The NBA season appears to be nearing a crisis point, as the league has now reached five games being postponed — three of which have involved the Boston Celtics. Two other teams, the Mavs and Wizards, have recently had to shut down their facilities due to positive tests.
As case counts rise across the country in the post-holiday season, the NBA finds itself in a precarious position. They pushed for the pre-Christmas start date and seemed to hope that regular testing would be enough to mitigate the spread and keep games on track. However, unlike football and baseball, which played seasons outside of a bubble atmosphere (up until the playoffs when the MLB went to a bubble setting), basketball faced a unique challenge that would be far more difficult to navigate.
For one, the numbers game was against the NBA, which has 17-man rosters (expanded from 15). This means nine players out for injury or health and safety protocols would lead to postponements. On top of that, playing more games with more travel meant more opportunity for spread, and the nature of basketball having more continuous contact on the court than even football — where it’s really just the lines in those tight quarters consistently — and you have a recipe for trouble.
As such, the league and players association got together on Monday to work out updates to the safety protocols that, in effect, will try to replicate how players were handled in the Disney Bubble, just without the controlled environment (which was the biggest reason for the Bubble’s success).
New Covid protocols, per the @NBA and @TheNBPA. pic.twitter.com/SHDVonuA3S
— Howard Beck (@HowardBeck) January 12, 2021
We’ll see how much this helps, if at all. There is certainly something to be said for mitigating the opportunities for spread between players and teams, and these protocols try to limit that contact to what is only absolutely necessary for playing games. That is a good thing to try, but the reason the NBA Bubble worked was because it was a controlled environment that, once they got everyone in and tested through, could keep it that way. The problem now is, even the best laid plans can go awry with travel and players at home, and beyond that it will be very difficult to enforce these rules all the time, whereas in the Bubble players had no choice but to follow protocols because there wasn’t another option.

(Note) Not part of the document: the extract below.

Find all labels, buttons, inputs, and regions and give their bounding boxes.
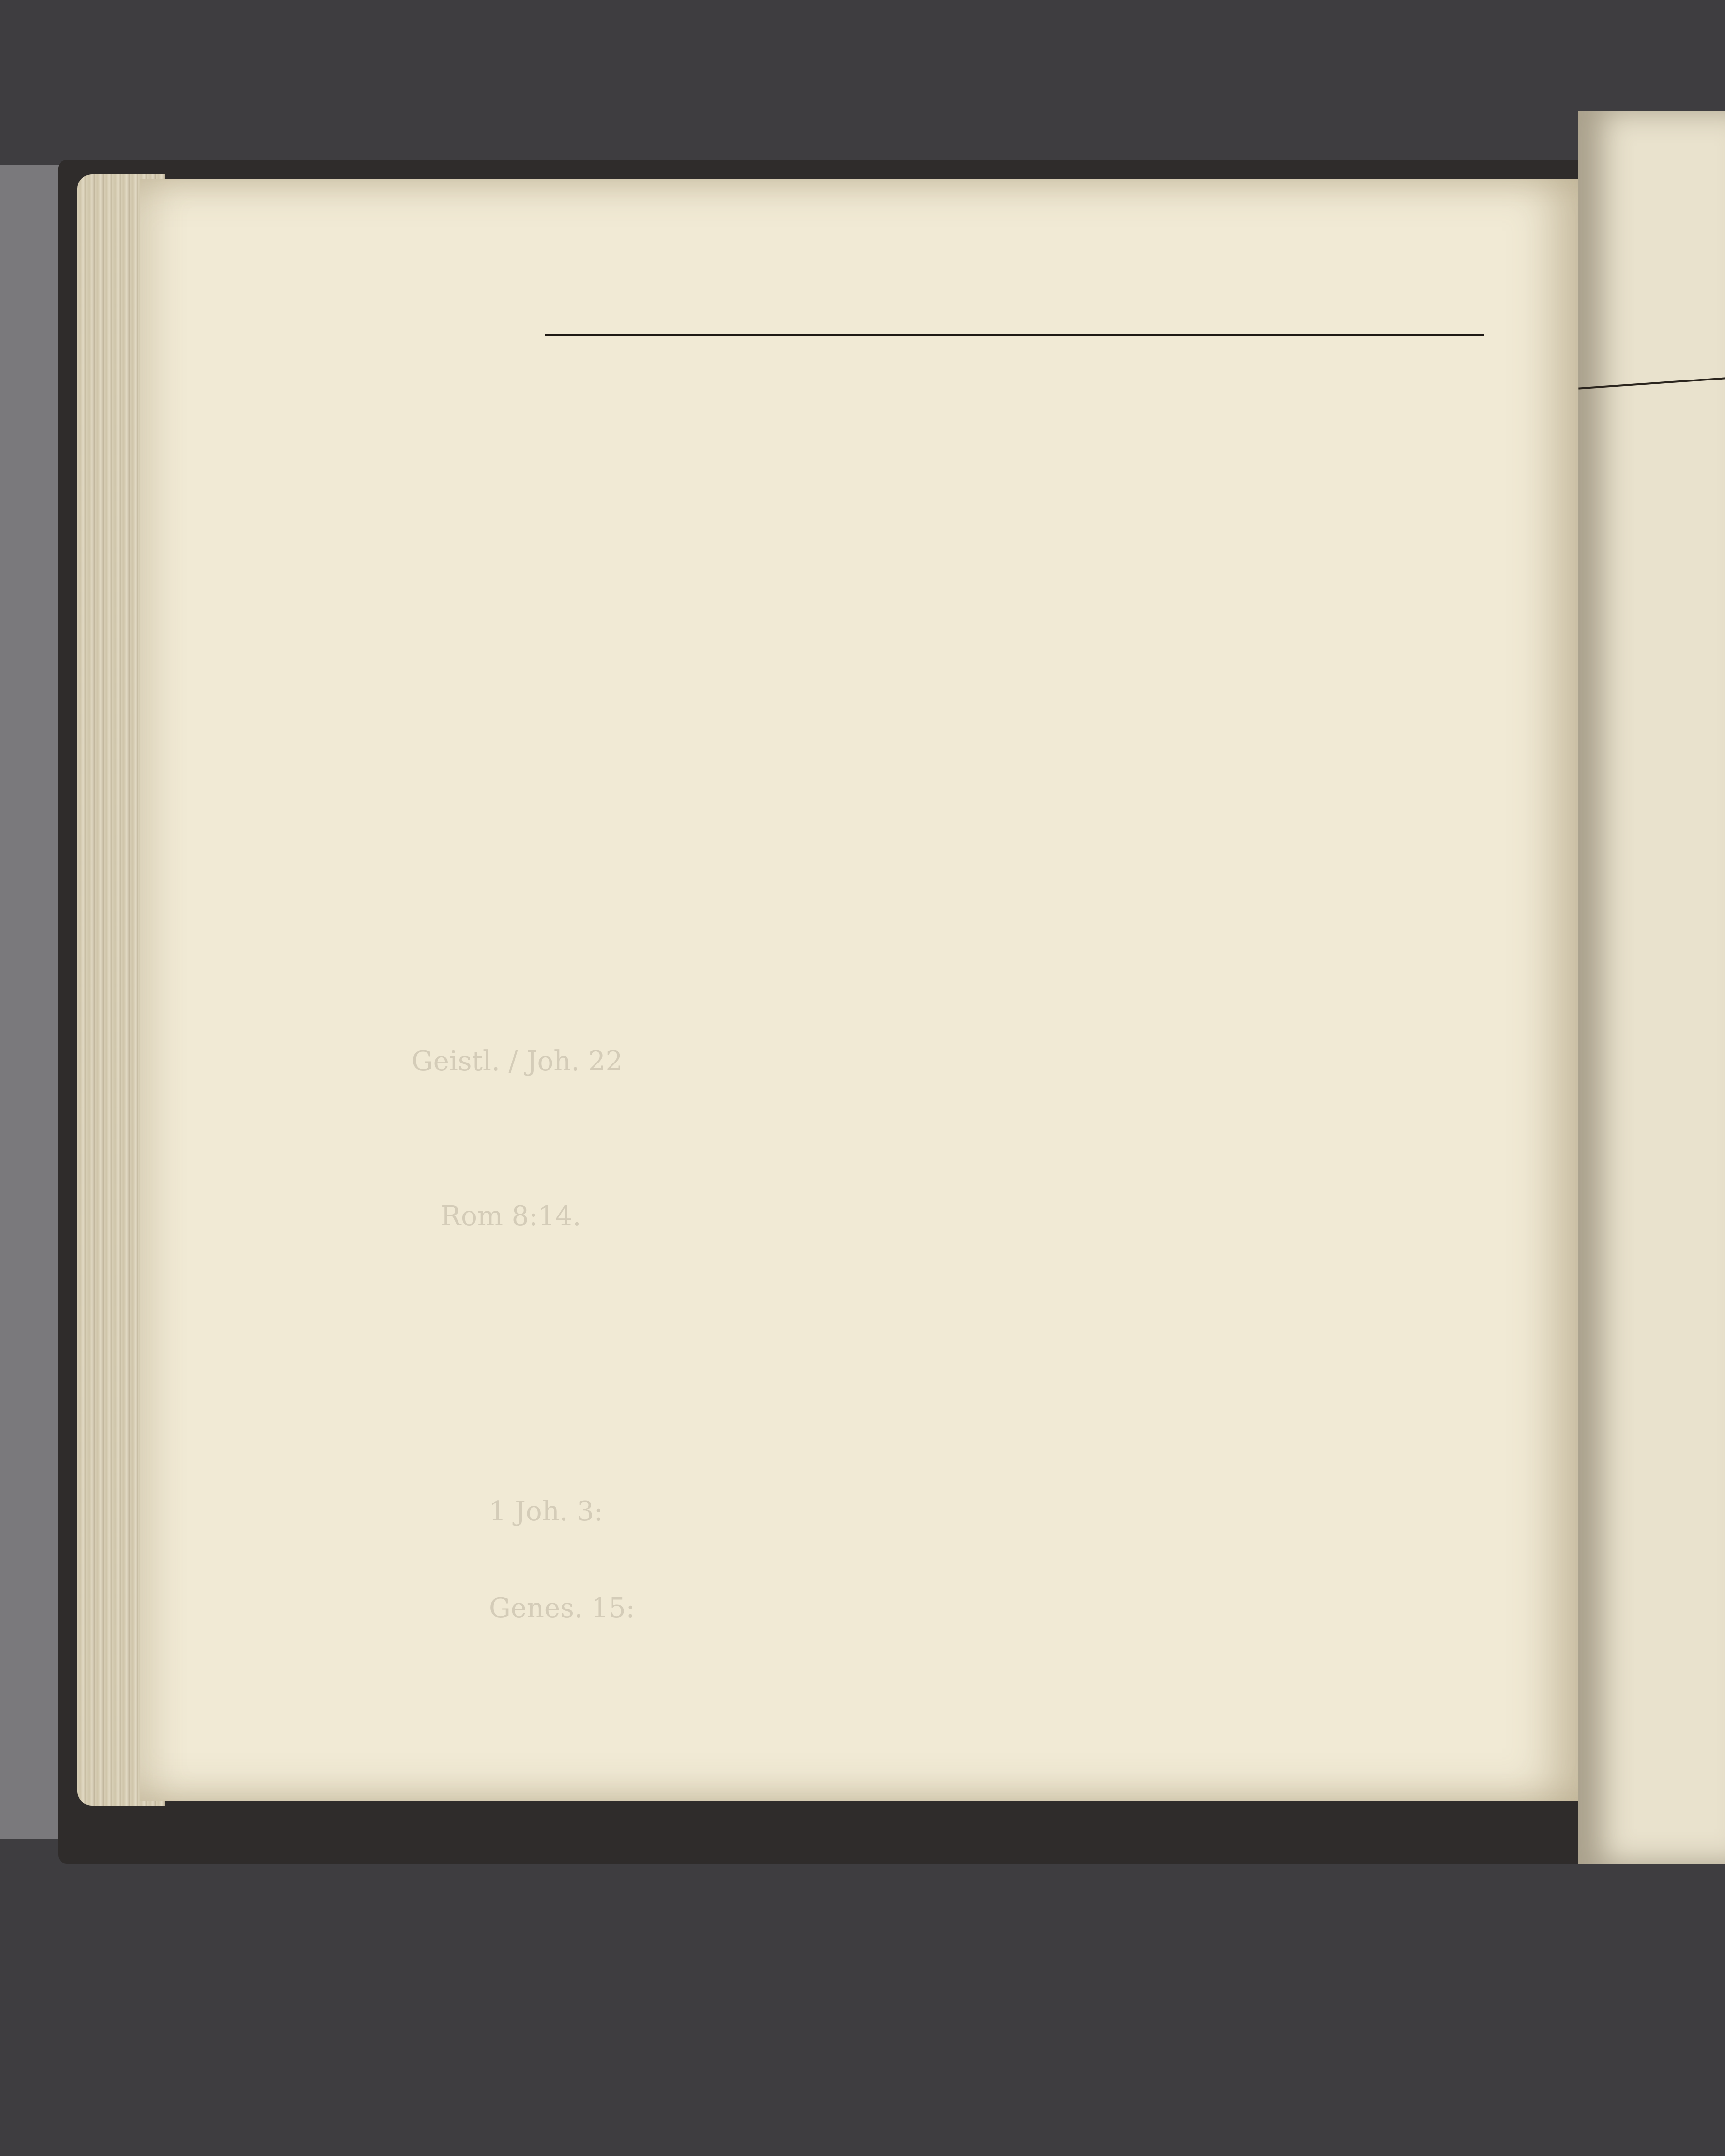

The league apparently didn’t have a choice of trying another Bubble, as players (understandably, I must add) had that as a non-starter. However, this was the risk they ran in trying to play basketball in home markets with regular travel, and even with these new measures in place, I think most are skeptical that it will change much at all with regards to postponements and teams playing with hastily thrown together rotations of eight or nine players.